What I did find, however, were records on an auxiliary hospital in the south of the Province of Alberta, in Claresholm. This facility was founded in 1933 and held 100 female patients and its records had been saved. I focused on records from the 1930s and 1940s. Among its archives were ward books, which were daily records made by nurses about how various patients were doing and what treatments were given. When I saw that such records included information about the use of hydrotherapy, I broke the silence of the archives by uttering a whispered "Yes!"

So, what did these ward books say about the use of hydrotherapy in southern Alberta? While I haven't completed my analysis yet, there are some tantalizing indications. The first is the realization that, even in asylums in remote locations—just look at where Claresholm is on a map—hydrotherapy was in use. This shows how widespread the practice was.

The form of hydrotherapy used at Claresholm came in the form of "sedative packs." These packs wrapped patients relatively snugly in a sort of cold water straitjacket for up to three-hour stretches.

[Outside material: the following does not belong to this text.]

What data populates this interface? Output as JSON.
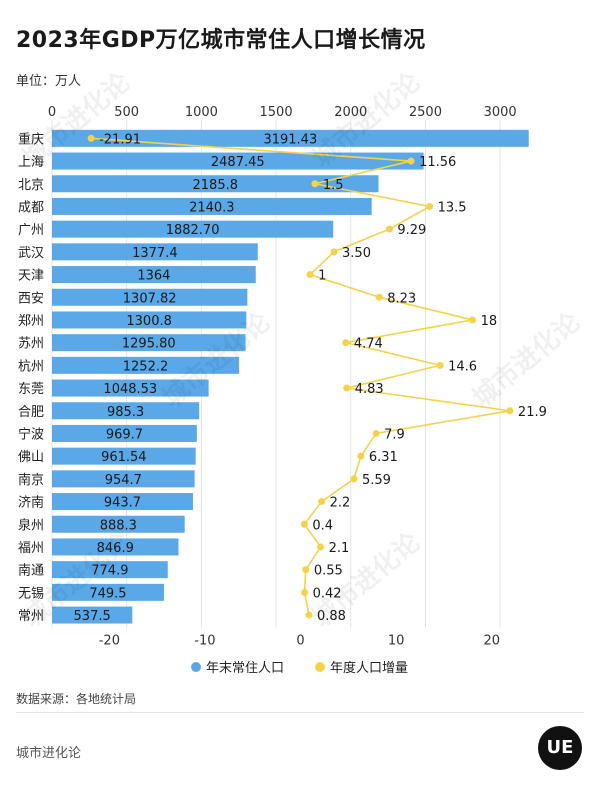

But were these sedative packs used for treatment or to punish patients? My hypothesis is that treatment was the more-likely purpose. Hydrotherapy wasn't used on just any patients at Claresholm. This might have been due to the fact that they lacked the facilities to use it on more than one or two patients, but it also appears that some patients responded to it better than others. It was used to calm down patients who were "disturbed," according to the ward book lingo. Only certain patients received hydrotherapy, however, and not always the most disturbed or disruptive patients. If it didn't appear to work, it was quickly discontinued.

Source: Matthew Smith
Fort Ostell Museum, Ponoka, Alberta
Source: Matthew Smith

In contrast, if hydrotherapy appeared to work, it was continued well after the patient's behaviour had become calmer, or to use the ward book lingo again, more "quiet and co-operative." The words "quiet" and "co-operative" do suggest that patients were expected to do what they were told and could not make much of a fuss, but it doesn't seem that hydrotherapy was used simply to put patients in their place. Indeed, there are few instances of patients resisting hydrotherapy when it was prescribed. Unfortunately, there are no indications about why hydrotherapy was prescribed in the first place to certain patients. Were they consulted about it? Or did the nurses and doctors simply make an educated guess? The archives provide no answers.

Overall, then, my trip to the Provincial Archives of Alberta was a great start to my hydrotherapy project. There were some disappointments, to be sure, but also some unexpected surprises. That is just the way archival research is. Most importantly, it's definitely given me more motivation to pursue this fascinating topic.